The upshot of this criminality is that security precautions for ATMs are a vital part of a financial institution’s overall security solution. With Hikvision’s solution the vendor says that, typically, two covert cameras are installed inside the ATM, one trained on the user and the other on the ATM panel. Intelligence is added in this scenario through the implementation of Deep Learning technology – algorithms – embedded in the ATM security system (the DeepinMind NVR) which can detect any ‘abnormalities’ in the facial scene in front of it, referring to existing data patterns. In practice this means, explains Hikvision, that if there is another face in the picture – for example someone looking over a user’s shoulder – or if the person is wearing a mask an alarm can be triggered. In addition, applying the same technology, the security system can flag up if the number pad is covered with a strip to steal PIN codes or if a false card reader – skimming device – is present to steal card details.
Ultimately, Hikvision says that being able to implement all of these ‘smart’ alarms helps to streamline the security monitoring process meaning that security personnel can react to real-time scenarios and not waste time on false alarms. Beyond this, the recorded footage can provide vital evidence for any subsequent investigation.

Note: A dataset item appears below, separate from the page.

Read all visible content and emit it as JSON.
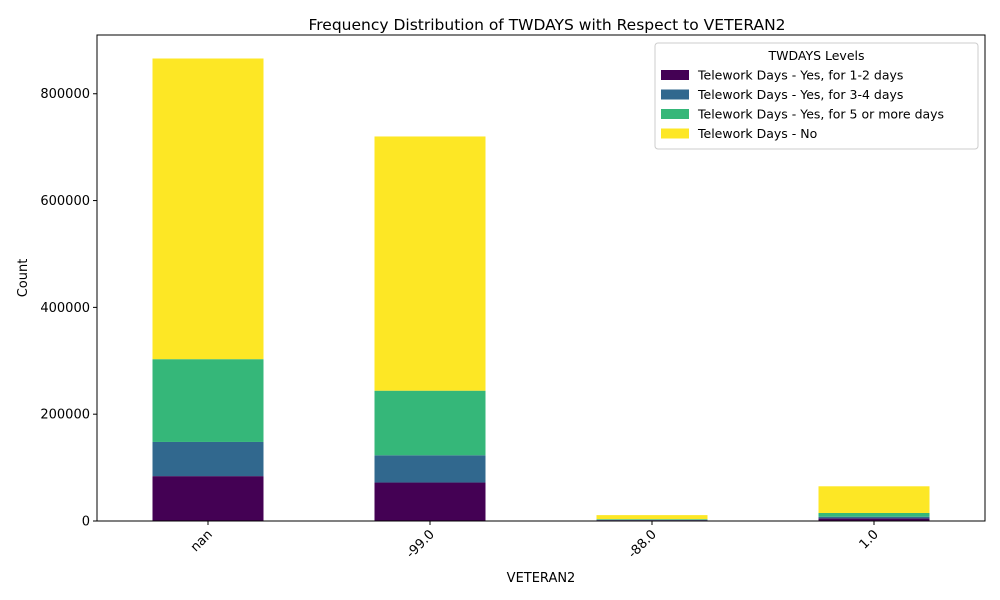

Transport is also an application where the advantages of specialised ruggedised recording units are well recognised. Up in the air over the years, for example, generations of FlightVu video servers from AD Aerospace – and aviation-specific cameras – have allowed airlines to keep a watchful eye on cockpit doors, the wider cabin area, and to help ensure that cargo and cabin baggage areas remain safe and secure.
Down on the ground, solutions like the RideSafe GT Series hybrid NVR from March Networks have been gaining traction for train and bus applications. Given the specialist nature of these deployments the RideSafe GT Series are purpose-built to with stand extreme shock and vibration, it is also possible, according to March Networks, to gather operator-initiated tagged events and vehicle metadata such as GPS location, vehicle number and speed, for comprehensive oversight of driver behaviour and more detailed post-incident investigations. Such capabilities are obviously beneficial from a fleet management perspective, and to assist with driver training, as well as helping operators to clamp down on fraudulent injury insurance claims by passengers – especially on buses – which, sadly, have soared in certain parts of the world.